An Adaptable Approach to Learn Realistic Legged Locomotion without Examples
This work addresses the challenge of flexible and generalizable locomotion control for legged robots, which is incremental as it builds on existing RL methods but introduces a novel guidance approach.
The paper tackled the problem of learning realistic legged locomotion for robots without relying on motion capture or prescribed coordination, by using a spring-loaded inverted pendulum model as a reference in reinforcement learning, resulting in policies that generate realistic and energy-efficient gaits for bipedal and quadrupedal robots.
Learning controllers that reproduce legged locomotion in nature has been a long-time goal in robotics and computer graphics. While yielding promising results, recent approaches are not yet flexible enough to be applicable to legged systems of different morphologies. This is partly because they often rely on precise motion capture references or elaborate learning environments that ensure the naturality of the emergent locomotion gaits but prevent generalization.
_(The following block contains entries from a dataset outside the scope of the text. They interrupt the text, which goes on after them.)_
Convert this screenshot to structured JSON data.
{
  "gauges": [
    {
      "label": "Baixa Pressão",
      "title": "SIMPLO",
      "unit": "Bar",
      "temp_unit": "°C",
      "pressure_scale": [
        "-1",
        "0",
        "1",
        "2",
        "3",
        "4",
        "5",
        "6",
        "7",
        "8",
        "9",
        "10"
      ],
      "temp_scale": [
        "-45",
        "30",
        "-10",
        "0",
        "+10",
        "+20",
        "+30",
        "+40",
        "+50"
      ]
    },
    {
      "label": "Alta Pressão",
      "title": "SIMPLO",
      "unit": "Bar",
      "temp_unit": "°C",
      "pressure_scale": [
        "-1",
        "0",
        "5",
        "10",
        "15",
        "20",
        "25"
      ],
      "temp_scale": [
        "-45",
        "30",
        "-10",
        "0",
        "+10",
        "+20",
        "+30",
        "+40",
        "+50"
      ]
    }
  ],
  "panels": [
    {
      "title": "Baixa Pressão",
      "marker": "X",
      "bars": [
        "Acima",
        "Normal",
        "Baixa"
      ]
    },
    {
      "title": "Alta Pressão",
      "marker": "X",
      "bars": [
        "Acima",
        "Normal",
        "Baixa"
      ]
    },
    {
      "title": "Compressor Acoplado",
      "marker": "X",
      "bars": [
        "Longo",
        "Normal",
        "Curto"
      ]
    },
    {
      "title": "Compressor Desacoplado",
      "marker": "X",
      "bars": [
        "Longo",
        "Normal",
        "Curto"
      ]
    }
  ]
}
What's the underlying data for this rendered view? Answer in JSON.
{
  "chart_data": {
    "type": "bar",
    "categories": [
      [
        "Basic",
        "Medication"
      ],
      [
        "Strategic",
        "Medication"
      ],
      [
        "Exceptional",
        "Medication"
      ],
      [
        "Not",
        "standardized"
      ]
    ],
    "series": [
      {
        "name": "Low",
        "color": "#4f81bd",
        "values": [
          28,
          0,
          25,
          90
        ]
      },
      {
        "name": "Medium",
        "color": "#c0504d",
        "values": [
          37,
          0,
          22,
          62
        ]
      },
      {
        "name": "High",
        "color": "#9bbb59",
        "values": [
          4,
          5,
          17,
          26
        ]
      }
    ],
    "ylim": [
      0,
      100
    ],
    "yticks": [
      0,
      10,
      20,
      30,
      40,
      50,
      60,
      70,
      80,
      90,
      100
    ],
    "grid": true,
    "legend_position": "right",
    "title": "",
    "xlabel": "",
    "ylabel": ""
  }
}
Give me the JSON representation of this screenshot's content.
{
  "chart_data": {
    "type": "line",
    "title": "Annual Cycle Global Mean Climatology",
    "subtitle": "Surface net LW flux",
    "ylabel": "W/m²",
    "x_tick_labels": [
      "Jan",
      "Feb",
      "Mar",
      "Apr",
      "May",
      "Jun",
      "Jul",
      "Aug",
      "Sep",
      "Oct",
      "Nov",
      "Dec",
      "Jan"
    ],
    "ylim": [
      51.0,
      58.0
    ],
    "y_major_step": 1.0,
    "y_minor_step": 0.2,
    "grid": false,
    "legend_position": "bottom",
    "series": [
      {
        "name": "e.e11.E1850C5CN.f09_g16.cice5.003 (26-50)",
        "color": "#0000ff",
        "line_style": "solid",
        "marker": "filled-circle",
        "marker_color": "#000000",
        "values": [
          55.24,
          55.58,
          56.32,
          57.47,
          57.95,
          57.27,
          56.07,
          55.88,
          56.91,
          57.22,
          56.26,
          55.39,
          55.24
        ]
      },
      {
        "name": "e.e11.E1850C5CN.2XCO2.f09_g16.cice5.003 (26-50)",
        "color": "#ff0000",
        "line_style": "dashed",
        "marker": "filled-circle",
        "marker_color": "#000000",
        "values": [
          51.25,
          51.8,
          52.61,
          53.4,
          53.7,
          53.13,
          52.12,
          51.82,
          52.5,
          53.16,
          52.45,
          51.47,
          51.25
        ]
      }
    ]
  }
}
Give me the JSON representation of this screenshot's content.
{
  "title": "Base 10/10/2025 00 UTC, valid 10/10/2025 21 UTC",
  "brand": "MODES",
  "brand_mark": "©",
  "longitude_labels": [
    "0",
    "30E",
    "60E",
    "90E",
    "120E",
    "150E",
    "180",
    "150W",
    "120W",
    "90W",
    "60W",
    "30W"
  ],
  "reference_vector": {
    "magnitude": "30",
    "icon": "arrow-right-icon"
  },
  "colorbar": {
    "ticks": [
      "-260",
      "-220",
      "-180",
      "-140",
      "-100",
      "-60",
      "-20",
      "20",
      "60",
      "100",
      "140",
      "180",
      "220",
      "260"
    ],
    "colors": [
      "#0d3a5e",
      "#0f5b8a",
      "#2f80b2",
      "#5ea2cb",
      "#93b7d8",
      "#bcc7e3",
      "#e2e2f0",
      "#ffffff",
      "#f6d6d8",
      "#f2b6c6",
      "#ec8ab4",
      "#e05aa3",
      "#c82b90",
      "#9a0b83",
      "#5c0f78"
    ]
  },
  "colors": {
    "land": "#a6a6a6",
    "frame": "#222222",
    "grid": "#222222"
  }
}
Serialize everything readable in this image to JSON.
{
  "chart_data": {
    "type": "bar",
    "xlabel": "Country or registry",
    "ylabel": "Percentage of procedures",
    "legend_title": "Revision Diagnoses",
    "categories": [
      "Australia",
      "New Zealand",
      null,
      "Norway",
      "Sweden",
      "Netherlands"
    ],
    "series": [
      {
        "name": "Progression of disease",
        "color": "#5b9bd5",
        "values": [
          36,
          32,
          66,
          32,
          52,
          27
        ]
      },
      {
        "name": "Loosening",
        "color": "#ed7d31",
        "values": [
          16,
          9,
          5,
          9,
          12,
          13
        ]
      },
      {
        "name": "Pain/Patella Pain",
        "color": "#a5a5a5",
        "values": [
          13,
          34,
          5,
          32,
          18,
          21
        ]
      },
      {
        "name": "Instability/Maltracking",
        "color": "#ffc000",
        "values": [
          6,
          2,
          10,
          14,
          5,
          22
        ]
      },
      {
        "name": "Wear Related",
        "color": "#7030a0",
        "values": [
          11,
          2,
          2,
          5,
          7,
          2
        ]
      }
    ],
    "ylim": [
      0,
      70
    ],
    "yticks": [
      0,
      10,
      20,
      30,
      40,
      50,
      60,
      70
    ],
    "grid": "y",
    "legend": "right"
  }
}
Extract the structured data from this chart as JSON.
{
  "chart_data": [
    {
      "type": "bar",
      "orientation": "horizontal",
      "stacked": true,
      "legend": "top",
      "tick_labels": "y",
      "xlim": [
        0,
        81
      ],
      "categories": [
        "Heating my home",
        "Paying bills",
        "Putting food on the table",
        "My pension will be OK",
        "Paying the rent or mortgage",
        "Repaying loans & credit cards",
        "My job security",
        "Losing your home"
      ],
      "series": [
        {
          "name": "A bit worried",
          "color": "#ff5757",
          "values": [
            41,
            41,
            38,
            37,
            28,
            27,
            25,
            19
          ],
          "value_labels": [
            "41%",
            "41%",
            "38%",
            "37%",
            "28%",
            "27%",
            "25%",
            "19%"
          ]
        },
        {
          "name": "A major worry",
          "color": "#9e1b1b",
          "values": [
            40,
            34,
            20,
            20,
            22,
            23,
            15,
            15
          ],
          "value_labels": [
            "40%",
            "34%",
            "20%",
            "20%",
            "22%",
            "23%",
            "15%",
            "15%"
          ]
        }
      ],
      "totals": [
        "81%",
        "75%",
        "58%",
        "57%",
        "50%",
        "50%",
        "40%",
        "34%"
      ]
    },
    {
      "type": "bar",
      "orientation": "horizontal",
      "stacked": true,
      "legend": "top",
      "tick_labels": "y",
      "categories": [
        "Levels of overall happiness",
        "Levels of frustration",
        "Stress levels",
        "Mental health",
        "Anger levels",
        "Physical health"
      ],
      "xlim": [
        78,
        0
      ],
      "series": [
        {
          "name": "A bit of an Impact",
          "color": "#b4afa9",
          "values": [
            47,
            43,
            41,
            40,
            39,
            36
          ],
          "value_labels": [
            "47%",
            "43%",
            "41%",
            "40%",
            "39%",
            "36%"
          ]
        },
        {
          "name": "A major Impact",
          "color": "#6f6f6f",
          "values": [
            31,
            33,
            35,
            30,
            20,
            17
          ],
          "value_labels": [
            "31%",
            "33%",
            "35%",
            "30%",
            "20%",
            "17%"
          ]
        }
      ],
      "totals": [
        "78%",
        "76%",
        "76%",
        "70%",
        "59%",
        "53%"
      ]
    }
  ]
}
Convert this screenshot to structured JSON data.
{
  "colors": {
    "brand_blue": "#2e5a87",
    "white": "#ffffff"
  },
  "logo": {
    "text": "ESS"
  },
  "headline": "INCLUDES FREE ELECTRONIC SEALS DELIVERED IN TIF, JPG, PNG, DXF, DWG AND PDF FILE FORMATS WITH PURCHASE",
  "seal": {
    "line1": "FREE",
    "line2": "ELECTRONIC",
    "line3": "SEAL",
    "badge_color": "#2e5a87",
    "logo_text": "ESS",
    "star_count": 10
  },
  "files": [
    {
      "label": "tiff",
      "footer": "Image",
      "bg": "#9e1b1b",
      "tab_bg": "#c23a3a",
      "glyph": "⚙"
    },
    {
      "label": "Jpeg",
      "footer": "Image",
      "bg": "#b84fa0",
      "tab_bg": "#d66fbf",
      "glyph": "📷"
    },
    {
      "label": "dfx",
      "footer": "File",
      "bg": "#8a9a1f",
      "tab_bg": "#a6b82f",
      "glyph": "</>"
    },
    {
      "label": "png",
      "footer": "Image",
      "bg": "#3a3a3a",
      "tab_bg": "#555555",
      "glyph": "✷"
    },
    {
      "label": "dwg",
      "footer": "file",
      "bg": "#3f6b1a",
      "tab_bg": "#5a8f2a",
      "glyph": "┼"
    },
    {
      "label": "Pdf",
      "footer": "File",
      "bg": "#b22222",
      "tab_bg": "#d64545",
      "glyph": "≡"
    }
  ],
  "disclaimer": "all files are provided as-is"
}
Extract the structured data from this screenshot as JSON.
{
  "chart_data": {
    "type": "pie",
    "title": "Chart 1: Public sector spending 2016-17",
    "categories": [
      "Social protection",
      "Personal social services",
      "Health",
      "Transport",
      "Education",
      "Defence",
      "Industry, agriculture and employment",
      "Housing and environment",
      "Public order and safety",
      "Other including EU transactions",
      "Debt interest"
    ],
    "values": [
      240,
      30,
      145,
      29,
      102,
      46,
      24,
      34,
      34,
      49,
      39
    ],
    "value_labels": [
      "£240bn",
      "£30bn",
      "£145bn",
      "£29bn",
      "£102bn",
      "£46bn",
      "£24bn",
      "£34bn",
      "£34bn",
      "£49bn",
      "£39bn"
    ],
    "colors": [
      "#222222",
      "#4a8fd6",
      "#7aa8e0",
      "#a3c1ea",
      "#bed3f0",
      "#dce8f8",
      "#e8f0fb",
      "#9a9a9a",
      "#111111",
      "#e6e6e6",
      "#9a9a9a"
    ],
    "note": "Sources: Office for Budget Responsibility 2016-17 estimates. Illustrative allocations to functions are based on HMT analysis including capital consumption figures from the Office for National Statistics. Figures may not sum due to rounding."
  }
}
This work proposes a generic approach for ensuring realism in locomotion by guiding the learning process with the spring-loaded inverted pendulum model as a reference. Leveraging on the exploration capacities of Reinforcement Learning (RL), we learn a control policy that fills in the information gap between the template model and full-body dynamics required to maintain stable and periodic locomotion. The proposed approach can be applied to robots of different sizes and morphologies and adapted to any RL technique and control architecture. We present experimental results showing that even in a model-free setup and with a simple reactive control architecture, the learned policies can generate realistic and energy-efficient locomotion gaits for a bipedal and a quadrupedal robot. And most importantly, this is achieved without using motion capture, strong constraints in the dynamics or kinematics of the robot, nor prescribing limb coordination. We provide supplemental videos for qualitative analysis of the naturality of the learned gaits.